KPK Ungkap Alasan Geledah Rumah Ridwan Kamil Terkait Dugaan Korupsi Bank BJB

Sunartono
Sunartono Senin, 10 Maret 2025 21:17 WIB
KPK Ungkap Alasan Geledah Rumah Ridwan Kamil Terkait Dugaan Korupsi Bank BJB

Gedung KPK - Antara

Harianjogja.com, JAKARTA—Komisi Pemberantasan Korupsi (KPK) mengungkap alasan menggeledah rumah eks Gubernur Jawa Barat, Ridwan Kamil, dalam penyidikan perkara dugaan korupsi di PT Bank Pembangunan Daerah Jawa Barat dan Banten Tbk. atau BJB (BJBR).

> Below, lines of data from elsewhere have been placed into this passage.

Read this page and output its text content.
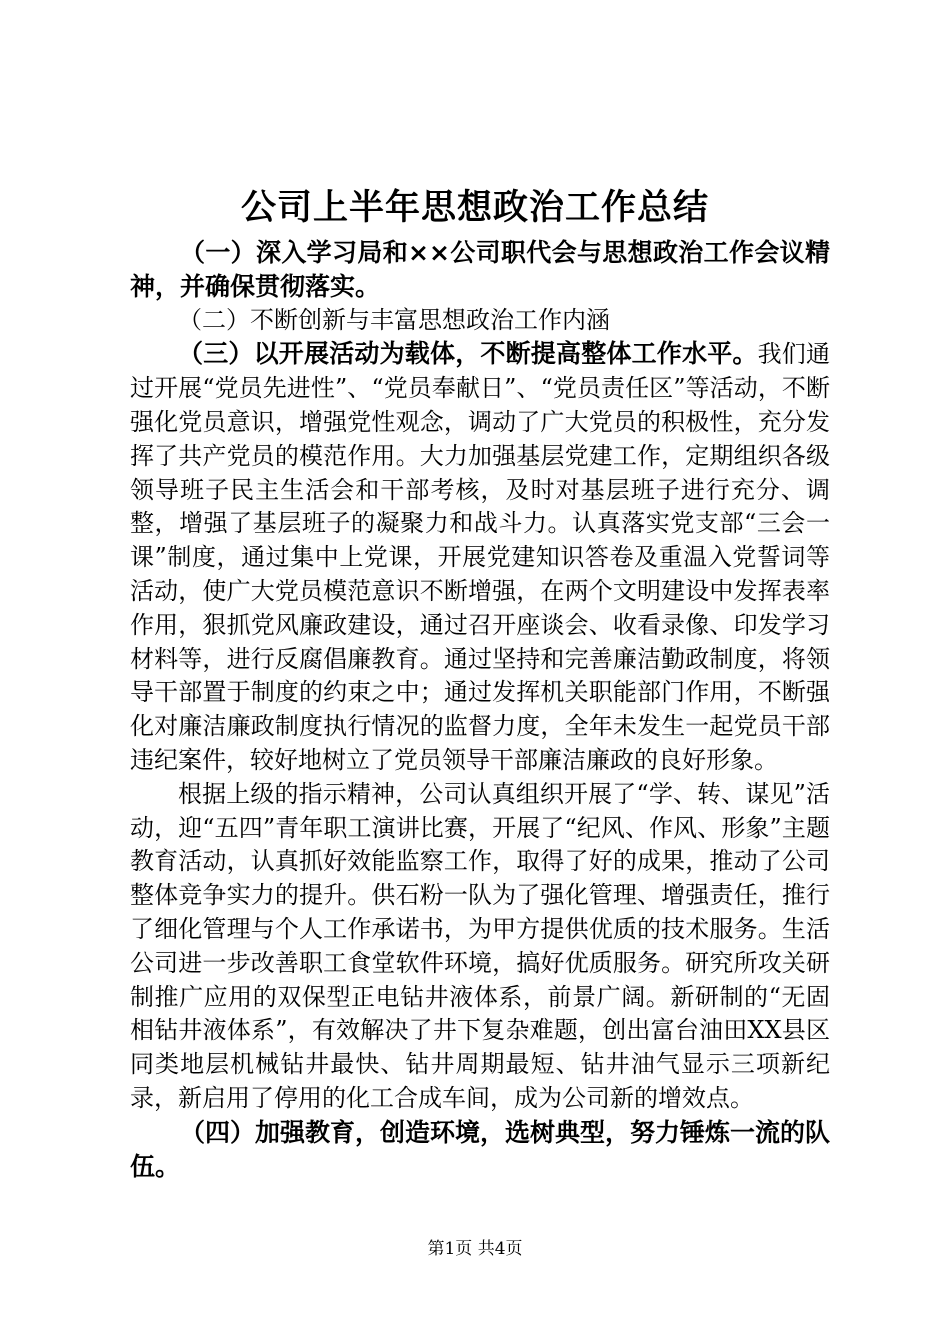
公司上半年思想政治工作总结

（一）深入学习局和××公司职代会与思想政治工作会议精神，并确保贯彻落实。

（二）不断创新与丰富思想政治工作内涵

（三）以开展活动为载体，不断提高整体工作水平。我们通过开展“党员先进性”、“党员奉献日”、“党员责任区”等活动，不断强化党员意识，增强党性观念，调动了广大党员的积极性，充分发挥了共产党员的模范作用。大力加强基层党建工作，定期组织各级领导班子民主生活会和干部考核，及时对基层班子进行充分、调整，增强了基层班子的凝聚力和战斗力。认真落实党支部“三会一课”制度，通过集中上党课，开展党建知识答卷及重温入党誓词等活动，使广大党员模范意识不断增强，在两个文明建设中发挥表率作用，狠抓党风廉政建设，通过召开座谈会、收看录像、印发学习材料等，进行反腐倡廉教育。通过坚持和完善廉洁勤政制度，将领导干部置于制度的约束之中；通过发挥机关职能部门作用，不断强化对廉洁廉政制度执行情况的监督力度，全年未发生一起党员干部违纪案件，较好地树立了党员领导干部廉洁廉政的良好形象。

根据上级的指示精神，公司认真组织开展了“学、转、谋见”活动，迎“五四”青年职工演讲比赛，开展了“纪风、作风、形象”主题教育活动，认真抓好效能监察工作，取得了好的成果，推动了公司整体竞争实力的提升。供石粉一队为了强化管理、增强责任，推行了细化管理与个人工作承诺书，为甲方提供优质的技术服务。生活公司进一步改善职工食堂软件环境，搞好优质服务。研究所攻关研制推广应用的双保型正电钻井液体系，前景广阔。新研制的“无固相钻井液体系”，有效解决了井下复杂难题，创出富台油田XX县区同类地层机械钻井最快、钻井周期最短、钻井油气显示三项新纪录，新启用了停用的化工合成车间，成为公司新的增效点。

（四）加强教育，创造环境，选树典型，努力锤炼一流的队伍。

第1页 共4页
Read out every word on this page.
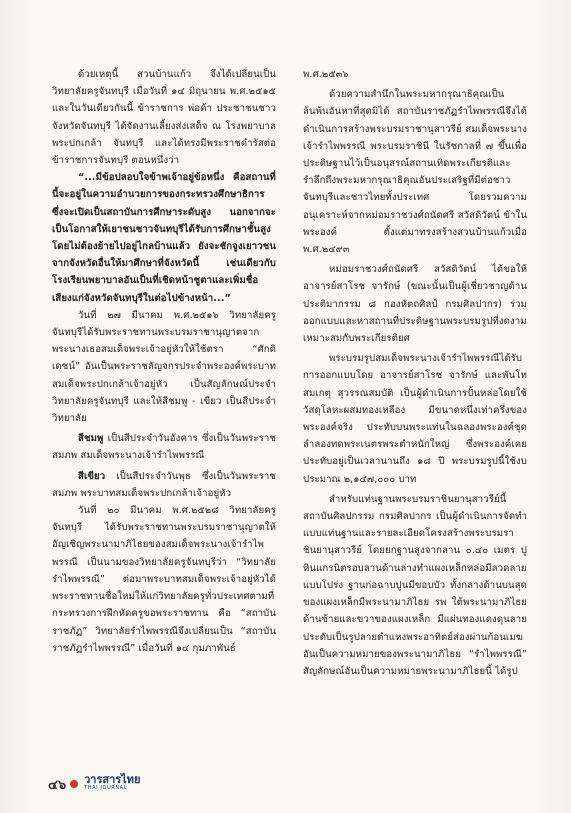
ด้วยเหตุนี้ สวนบ้านแก้ว จึงได้เปลี่ยนเป็นวิทยาลัยครูจันทบุรี เมื่อวันที่ ๑๔ มิถุนายน พ.ศ.๒๕๑๕ และในวันเดียวกันนี้ ข้าราชการ พ่อค้า ประชาชนชาวจังหวัดจันทบุรี ได้จัดงานเลี้ยงส่งเสด็จ ณ โรงพยาบาลพระปกเกล้า จันทบุรี และได้ทรงมีพระราชดำรัสต่อข้าราชการจันทบุรี ตอนหนึ่งว่า

“...มีข้อปลอบใจข้าพเจ้าอยู่ข้อหนึ่ง คือสถานที่นี้จะอยู่ในความอำนวยการของกระทรวงศึกษาธิการ ซึ่งจะเปิดเป็นสถาบันการศึกษาระดับสูง นอกจากจะเป็นโอกาสให้เยาชนชาวจันทบุรีได้รับการศึกษาชั้นสูง โดยไม่ต้องย้ายไปอยู่ไกลบ้านแล้ว ยังจะชักจูงเยาวชนจากจังหวัดอื่นให้มาศึกษาที่จังหวัดนี้ เช่นเดียวกับโรงเรียนพยาบาลอันเป็นที่เชิดหน้าชูตาและเพิ่มชื่อเสียงแก่จังหวัดจันทบุรีในต่อไปข้างหน้า...”

วันที่ ๒๗ มีนาคม พ.ศ.๒๕๑๖ วิทยาลัยครูจันทบุรีได้รับพระราชทานพระบรมราชานุญาตจากพระนางเธอสมเด็จพระเจ้าอยู่หัวให้ใช้ตรา “ศักดิเดชน์” อันเป็นพระราชลัญจกรประจำพระองค์พระบาทสมเด็จพระปกเกล้าเจ้าอยู่หัว เป็นสัญลักษณ์ประจำวิทยาลัยครูจันทบุรี และให้สีชมพู - เขียว เป็นสีประจำวิทยาลัย

สีชมพู เป็นสีประจำวันอังคาร ซึ่งเป็นวันพระราชสมภพ สมเด็จพระนางเจ้ารำไพพรรณี

สีเขียว เป็นสีประจำวันพุธ ซึ่งเป็นวันพระราชสมภพ พระบาทสมเด็จพระปกเกล้าเจ้าอยู่หัว

วันที่ ๒๐ มีนาคม พ.ศ.๒๕๒๘ วิทยาลัยครูจันทบุรี ได้รับพระราชทานพระบรมราชานุญาตให้อัญเชิญพระนามาภิไธยของสมเด็จพระนางเจ้ารำไพพรรณี เป็นนามของวิทยาลัยครูจันทบุรีว่า “วิทยาลัยรำไพพรรณี” ต่อมาพระบาทสมเด็จพระเจ้าอยู่หัวได้พระราชทานชื่อใหม่ให้แก่วิทยาลัยครูทั่วประเทศตามที่กระทรวงการฝึกหัดครูขอพระราชทาน คือ “สถาบันราชภัฏ” วิทยาลัยรำไพพรรณีจึงเปลี่ยนเป็น “สถาบันราชภัฏรำไพพรรณี” เมื่อวันที่ ๑๔ กุมภาพันธ์

พ.ศ.๒๕๓๖

ด้วยความสำนึกในพระมหากรุณาธิคุณเป็นล้นพ้นอันหาที่สุดมิได้ สถาบันราชภัฏรำไพพรรณีจึงได้ดำเนินการสร้างพระบรมราชานุสาวรีย์ สมเด็จพระนางเจ้ารำไพพรรณี พระบรมราชินี ในรัชกาลที่ ๗ ขึ้นเพื่อประดิษฐานไว้เป็นอนุสรณ์สถานเทิดพระเกียรติและรำลึกถึงพระมหากรุณาธิคุณอันประเสริฐที่มีต่อชาวจันทบุรีและชาวไทยทั้งประเทศ โดยรวมความอนุเคราะห์จากหม่อมราชวงศ์ถนัดศรี สวัสดิวัตน์ ข้าในพระองค์ ตั้งแต่มาทรงสร้างสวนบ้านแก้วเมื่อ พ.ศ.๒๔๙๓

หม่อมราชวงศ์ถนัดศรี สวัสดิวัตน์ ได้ขอให้อาจารย์สาโรช จารักษ์ (ขณะนั้นเป็นผู้เชี่ยวชาญด้านประติมากรรม ๘ กองหัตถศิลป์ กรมศิลปากร) ร่วมออกแบบและหาสถานที่ประดิษฐานพระบรมรูปที่งดงามเหมาะสมกับพระเกียรติยศ

พระบรมรูปสมเด็จพระนางเจ้ารำไพพรรณีได้รับการออกแบบโดย อาจารย์สาโรช จารักษ์ และพันโทสมเกตุ สุวรรณสมบัติ เป็นผู้ดำเนินการปั้นหล่อโดยใช้วัสดุโลหะผสมทองเหลือง มีขนาดหนึ่งเท่าครึ่งของพระองค์จริง ประทับบนพระแท่นในฉลองพระองค์ชุดลำลองทดพระเนตรพระตำหนักใหญ่ ซึ่งพระองค์เคยประทับอยู่เป็นเวลานานถึง ๑๘ ปี พระบรมรูปนี้ใช้งบประมาณ ๒,๑๔๗,๐๐๐ บาท

สำหรับแท่นฐานพระบรมราชินยานุสาวรีย์นี้สถาบันศิลปกรรม กรมศิลปากร เป็นผู้ดำเนินการจัดทำแบบแท่นฐานและรายละเอียดโครงสร้างพระบรมราชินยานุสาวรีย์ โดยยกฐานสูงจากลาน ๐.๔๐ เมตร ปูหินแกรนิตรอบลานด้านล่างทำแผงเหล็กหล่อมีลวดลายแบบโปร่ง ฐานก่อฉาบปูนมีขอบบัว ทั้งกลางด้านบนสุดของแผงเหล็กมีพระนามาภิไธย รพ ใต้พระนามาภิไธยด้านซ้ายและขวาของแผงเหล็ก มีแผ่นทองแดงดุนลายประดับเป็นรูปลายตำแหงพระอาทิตย์ส่องผ่านก้อนเมฆอันเป็นความหมายของพระนามาภิไธย “รำไพพรรณี” สัญลักษณ์อันเป็นความหมายพระนามาภิไธยนี้ ได้รูป

๔๖ วารสารไทย
THAI JOURNAL
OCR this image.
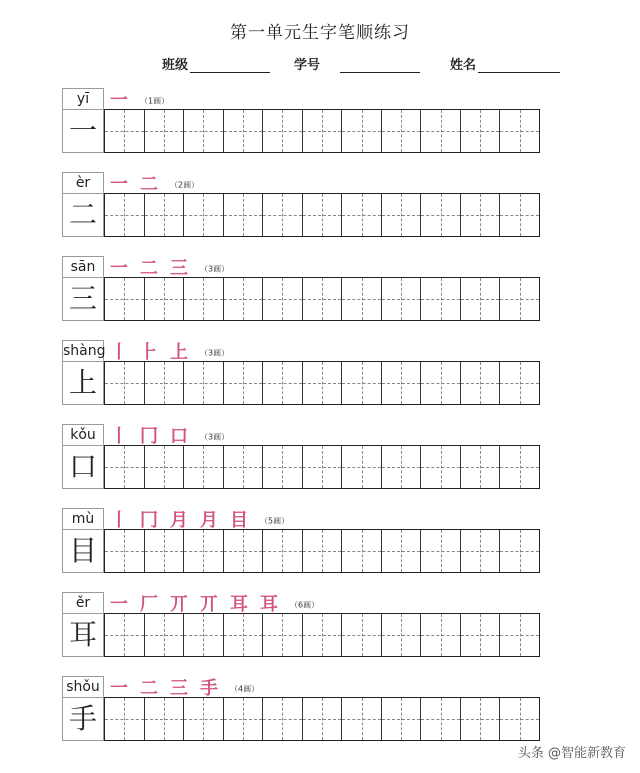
第一单元生字笔顺练习
班级	学号	姓名
yī
一
一 （1画）
èr
二
一 二 （2画）
sān
三
一 二 三 （3画）
shàng
上
丨 ⺊ 上 （3画）
kǒu
口
丨 冂 口 （3画）
mù
目
丨 冂 月 月 目 （5画）
ěr
耳
一 厂 丌 丌 耳 耳 （6画）
shǒu
手
一 二 三 手 （4画）
头条 @智能新教育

Tim penyidik KPK menggeledah rumah Ridwan Kamil atau RK di Bandung, Jawa Barat, Senin (10/3/2025). Saat ditanya petunjuk awal yang dimiliki penyidik untuk menggeledah rumah RK, Wakil Ketua KPK Fitroh Rohcahyanto enggan memerinci lebih lanjut. 

BACA JUGA : Kasus Korupsi Bank BJB, Rumah Mantan Gubernur Jabar Ridwan Kamil Digeledah KPK

Ia menyebut hal itu sudah masuk materi penyidikan yang bersifat sangat teknis. Namun, dia memastikan penggeledahan yang dilakukan terkait dengan perkara yang tengah diusut lembaga antirasuah. 

"Yang pasti penggeledahan di rumah yang bersangkutan terkait dengan penyidikan perkara BJB," kata Fitroh kepada wartawan, Senin (10/3/2025). 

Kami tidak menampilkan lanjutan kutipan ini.